For other versions of this work, see To France (Coates).
603980Poems (1898) — To FranceFlorence Earle Coates

TO FRANCE

(1894)

Mother of Freedom! Mother and fond nurse!
Who, from thy mighty loins, with awful throes
And cries of anguish bore her! what new woes
Encompass thee? What long-forgotten curse
Revives to chill thy soul and dull its seeing?
Veiled are thy falcon-glances, as in death:
Thou bleedest, France! and, sobbing, drawest breath,
Sore smitten by the thing thou gavest being!


Is this thine offspring—once so nobly fair
That at her look were riven human chains,
And all men blessed thee for thy travail pains?
Behold! with serpents writhing in her hair
She stands, Medusa-like, the world appalling!
Her bloodless cheeks bespeak the vampire's lust;
Her victims fall before her in the dust;
Yet, unappeased, she still would see them falling.


Is this blest Liberty, this treacherous thing
That hides its venom 'neath a mask of flowers,
That smites its own defenders, and devours
The hands that feed it? This whose rancorous sting
Is uncontrolled by reason?
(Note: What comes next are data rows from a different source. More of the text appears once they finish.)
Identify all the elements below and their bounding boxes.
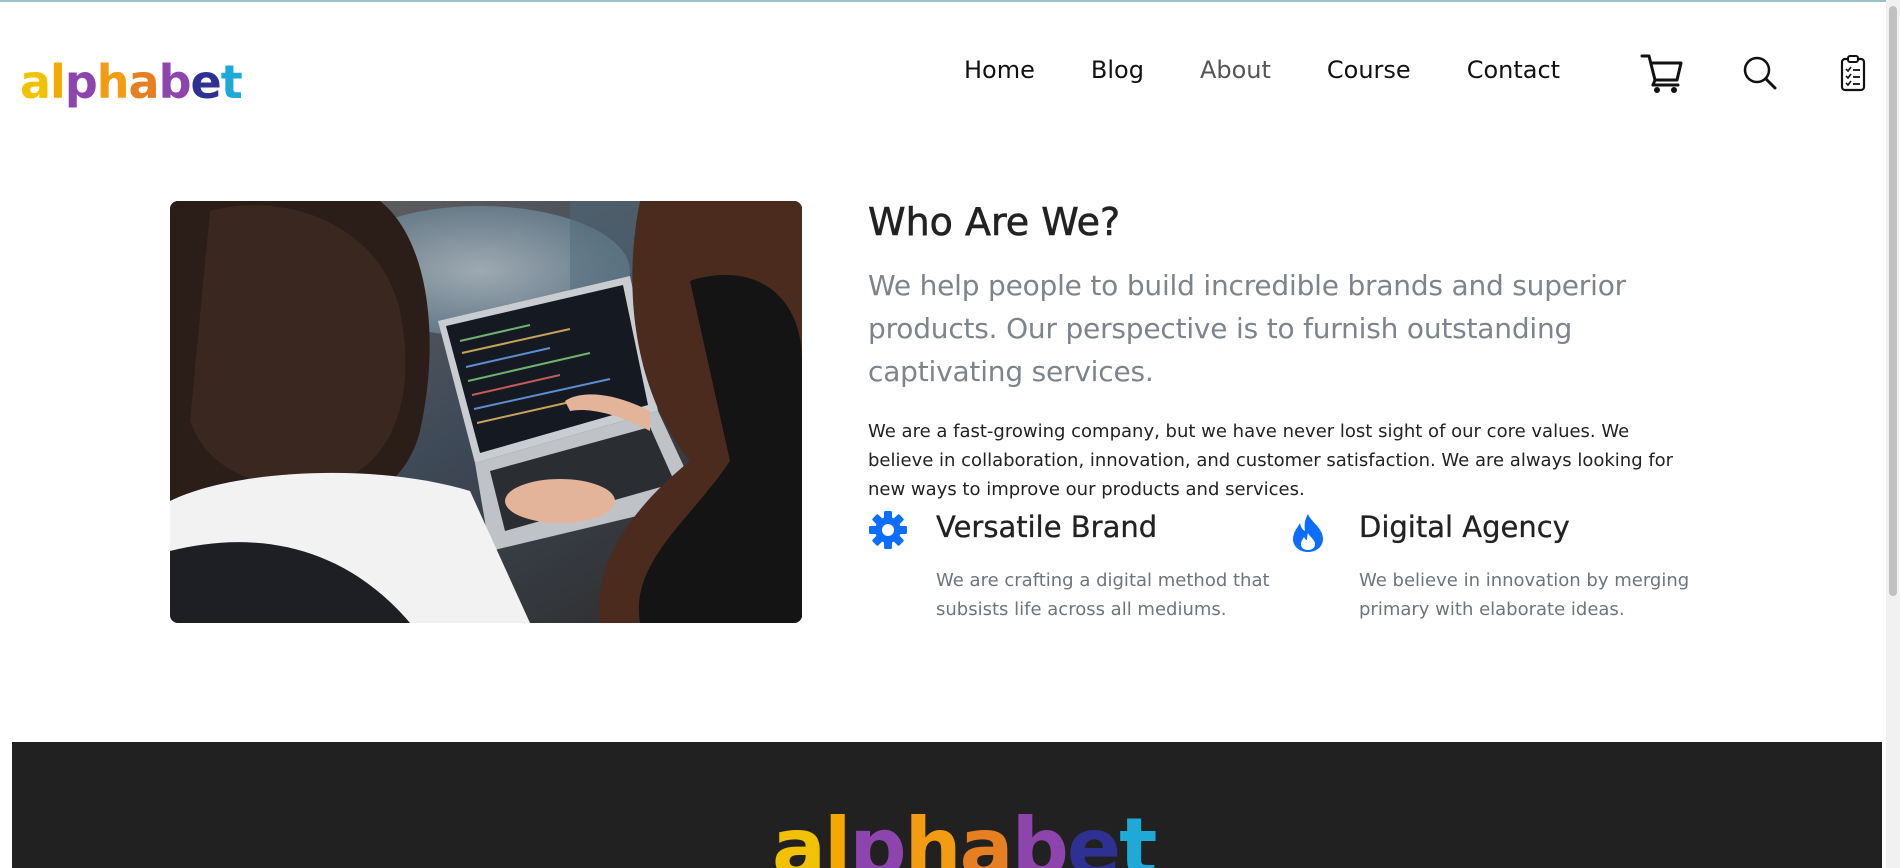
body-text: We are a fast-growing company, but we ha… <box>868 421 1674 500</box>
team-photo <box>170 201 802 623</box>
logo-letter: p <box>849 801 906 868</box>
logo-letter: e <box>1066 801 1121 868</box>
logo-letter: l <box>50 55 66 109</box>
logo-letter: t <box>220 55 243 109</box>
nav-blog[interactable]: Blog <box>1091 56 1144 84</box>
scrollbar-thumb[interactable] <box>1889 6 1897 596</box>
nav-course[interactable]: Course <box>1327 56 1411 84</box>
feature-title: Versatile Brand <box>936 510 1158 544</box>
brand-logo[interactable]: alphabet <box>20 45 243 109</box>
section-title: Who Are We? <box>868 200 1121 245</box>
logo-letter: a <box>20 55 51 109</box>
logo-letter: a <box>128 55 160 109</box>
logo-letter: h <box>904 801 962 868</box>
logo-letter: h <box>96 55 130 109</box>
fire-icon <box>1291 513 1325 558</box>
page-scrollbar[interactable] <box>1886 0 1900 868</box>
logo-letter: a <box>772 801 826 868</box>
logo-letter: e <box>190 55 222 109</box>
logo-letter: b <box>1011 801 1069 868</box>
nav-about[interactable]: About <box>1200 56 1271 84</box>
footer-logo[interactable]: alphabet <box>772 808 1157 868</box>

Red and gory,
The standard it uplifts on land and sea
Reveals it truly, hell-born Anarchy!
Which borrows for its shame a name of glory.


Freedom disdains the cruel and the base,
Their praise she deems inexpiable wrong,
And in the homage of their savage song
She hears the voice of insult and disgrace.
Scorning the ransomed slaves who rule no better
Than the oppressors they in wrath hurl down,
Who make the Phrygian cap a despot's crown,
And others with their broken shackles fetter—


She leaves them to the evils they invoke;
And listening to the voices of the wild,—
As listens for the mother's voice her child,—
Courting the tempest and the lightning-stroke,
She opens to the void her pinions regal:
The clouds, the skies, she knows to be her own,
And rising to the mountain-summits lone,
She rests where rock the eyries of the eagle!